On May 10, 1889, the national government commissioned Peyret to study the agricultural machinery displayed at the Exposition. He received six thousand pesos to cover his expenses and was to present a descriptive report before the end of the Exposition. His report was titled The Agricultural Machines at the Universal Exposition of Paris.

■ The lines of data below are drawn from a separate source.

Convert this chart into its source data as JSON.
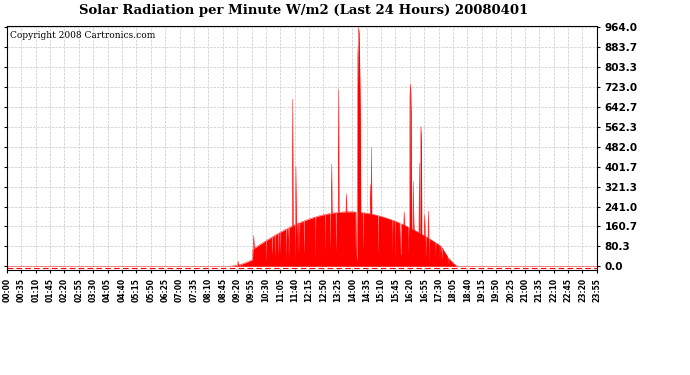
{
  "title": "Solar Radiation per Minute W/m2 (Last 24 Hours) 20080401",
  "copyright": "Copyright 2008 Cartronics.com",
  "background_color": "#ffffff",
  "plot_bg_color": "#ffffff",
  "fill_color": "#ff0000",
  "dashed_line_color": "#ff0000",
  "grid_color": "#c8c8c8",
  "yticks": [
    0.0,
    80.3,
    160.7,
    241.0,
    321.3,
    401.7,
    482.0,
    562.3,
    642.7,
    723.0,
    803.3,
    883.7,
    964.0
  ],
  "ymax": 964.0,
  "ymin": 0.0,
  "xtick_labels": [
    "00:00",
    "00:35",
    "01:10",
    "01:45",
    "02:20",
    "02:55",
    "03:30",
    "04:05",
    "04:40",
    "05:15",
    "05:50",
    "06:25",
    "07:00",
    "07:35",
    "08:10",
    "08:45",
    "09:20",
    "09:55",
    "10:30",
    "11:05",
    "11:40",
    "12:15",
    "12:50",
    "13:25",
    "14:00",
    "14:35",
    "15:10",
    "15:45",
    "16:20",
    "16:55",
    "17:30",
    "18:05",
    "18:40",
    "19:15",
    "19:50",
    "20:25",
    "21:00",
    "21:35",
    "22:10",
    "22:45",
    "23:20",
    "23:55"
  ],
  "n_minutes": 1440,
  "sunrise_minute": 540,
  "sunset_minute": 1130,
  "peak_minute": 860,
  "peak_value": 964.0,
  "second_peak_minute": 985,
  "second_peak_value": 735.0
}
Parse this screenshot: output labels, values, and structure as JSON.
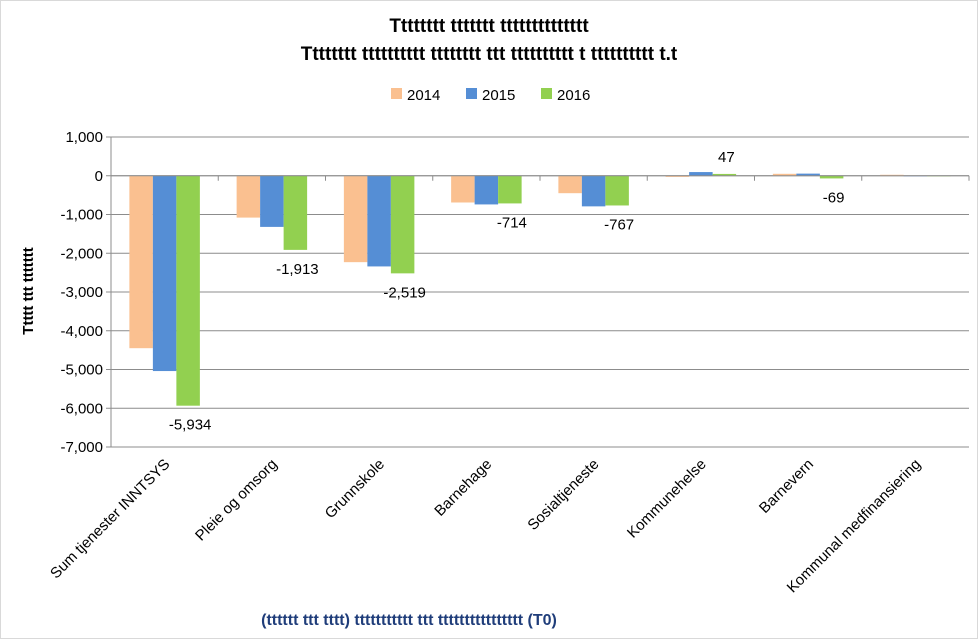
{
  "chart_data": {
    "type": "bar",
    "title_lines": [
      "Tttttttt ttttttt tttttttttttttt",
      "Tttttttt tttttttttt tttttttt ttt  tttttttttt t tttttttttt t.t"
    ],
    "xlabel": "(tttttt ttt tttt) ttttttttttt ttt tttttttttttttttt (T0)",
    "ylabel": "Ttttt ttt ttttttt",
    "categories": [
      "Sum tjenester INNTSYS",
      "Pleie og omsorg",
      "Grunnskole",
      "Barnehage",
      "Sosialtjeneste",
      "Kommunehelse",
      "Barnevern",
      "Kommunal medfinansiering"
    ],
    "series": [
      {
        "name": "2014",
        "color": "#fac090",
        "values": [
          -4450,
          -1080,
          -2230,
          -690,
          -450,
          -30,
          50,
          25
        ]
      },
      {
        "name": "2015",
        "color": "#558ed5",
        "values": [
          -5040,
          -1320,
          -2340,
          -740,
          -790,
          95,
          55,
          0
        ]
      },
      {
        "name": "2016",
        "color": "#92d050",
        "values": [
          -5934,
          -1913,
          -2519,
          -714,
          -767,
          47,
          -69,
          0
        ]
      }
    ],
    "data_labels": [
      {
        "category": 0,
        "series": 2,
        "text": "-5,934"
      },
      {
        "category": 1,
        "series": 2,
        "text": "-1,913"
      },
      {
        "category": 2,
        "series": 2,
        "text": "-2,519"
      },
      {
        "category": 3,
        "series": 2,
        "text": "-714"
      },
      {
        "category": 4,
        "series": 2,
        "text": "-767"
      },
      {
        "category": 5,
        "series": 2,
        "text": "47"
      },
      {
        "category": 6,
        "series": 2,
        "text": "-69"
      }
    ],
    "yticks": [
      "1,000",
      "0",
      "-1,000",
      "-2,000",
      "-3,000",
      "-4,000",
      "-5,000",
      "-6,000",
      "-7,000"
    ],
    "ylim": [
      -7000,
      1000
    ],
    "grid": true,
    "legend_position": "top-center"
  }
}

He left for France on June 5, 1889, aboard the Río Negro with his wife Celerina Pinget and daughter Alfonsina. Thirty-seven years had passed since his self-imposed exile to Argentina. The International Socialist Congress met in Paris between July 14 and 21, during which it established the Second International. Peyret reported his activities during these days in a letter addressed to the governor of Entre Ríos, Clemente Basavilbaso, published on July 28 in a Paraná daily. According to his letter, he spent only the 20th at the Socialist Congress, whose sessions lasted the entire day. He left a more detailed account in his personal diary: on July 20, Saturday, he went to the congress, at the salon de Folies Parisiennes on the Boulevard Rochechouart. "I was announced as a delegate from the Argentine Republic, there was applause, but at that very moment I was leaving the room." The day's speaker was a member of the House of Commons, who spoke on the eight-hour workday On behalf of the Italian republicans of Buenos Aires, Peyret delivered a plaque commemorating the French Revolution to the Paris city council.

On April 1, 1892, he recorded: "I would have liked to have had the money I spent without reason in Concepción del Uruguay and Colonia San José. Had I put that money in a bank, I would be able to live off those savings. And my father: what he spent in Serres Castet! When I came to France the current owner of the property proposed to sell it to me, and I told him that no, he had taken me for a millionaire".

Peyret was named the representative of the Province of Entre Ríos to the 1st Provincial Agricultural Congress held in Esperanza, Santa Fe from May 24 to June 2, 1892. He was commissioned in June 1892 to write the history of Argentine colonization and was for a year granted a monthly salary of $500 "including his salary as Inspector of Colonies". In 1898 he decided that he had collected the necessary research to write the history and had begun the work, "to be completed when my health permits". He served as Inspector General of Colonies from early 1895 until January 16, 1900, when he retired.

== Retirement and death ==
On June 13, 1893, he was unanimously elected the first president of the French Alliance of Buenos Aires, whose committee met at the French Club. On December 13, 1885, in the presence of the federal judge Juan del Campillo, he swore the oath of citizenship on the Constitution. He requested retirement benefits on October 14, 1889, on the justification of his advanced age and poor health, naturalized Argentine citizenship, and physical infirmity after thirty-one years of service. President Julio Argentino Roca granted his request with a decree signed on February 19, 1900.

In his final year of life, he recorded his agronomic reminiscences in an article, "Colonia San José: How it was Founded", written in October 1901 and published in the review Urquiza. He died at his home at 176 General Urquiza Street in Buenos Aires on August 27, 1902, of chronic myocarditis. His interment in the Western Cemetery was attended by Julio Argentino Roca, his aide-de-camp Colonel David Marambio Catán, and a large audience.

The Masonic Review, an independent organ of international freemasonry, published "In memoriam, the Illustrious and Honorable Dr. Alejo Peyret: this Republic and more immediately Argentine freemasonry have lost one of their greatest thinkers, an indefatigable apostle of liberalism. By special decree, the Argentine Orient elects the Powerful and Honorable Francisco F. Fernandez to speak in the name of national freemasonry. The name of the Honorable Peyret is engraved in the memory of those he has taught to cultivate knowledge and love justice and truth".

At the request of his heirs, Peyret's ashes were moved to the cemetery of San José on November 26, 1995. The only items in his will were a plot of land in San José and a fraction of the homestead zone at the same colony.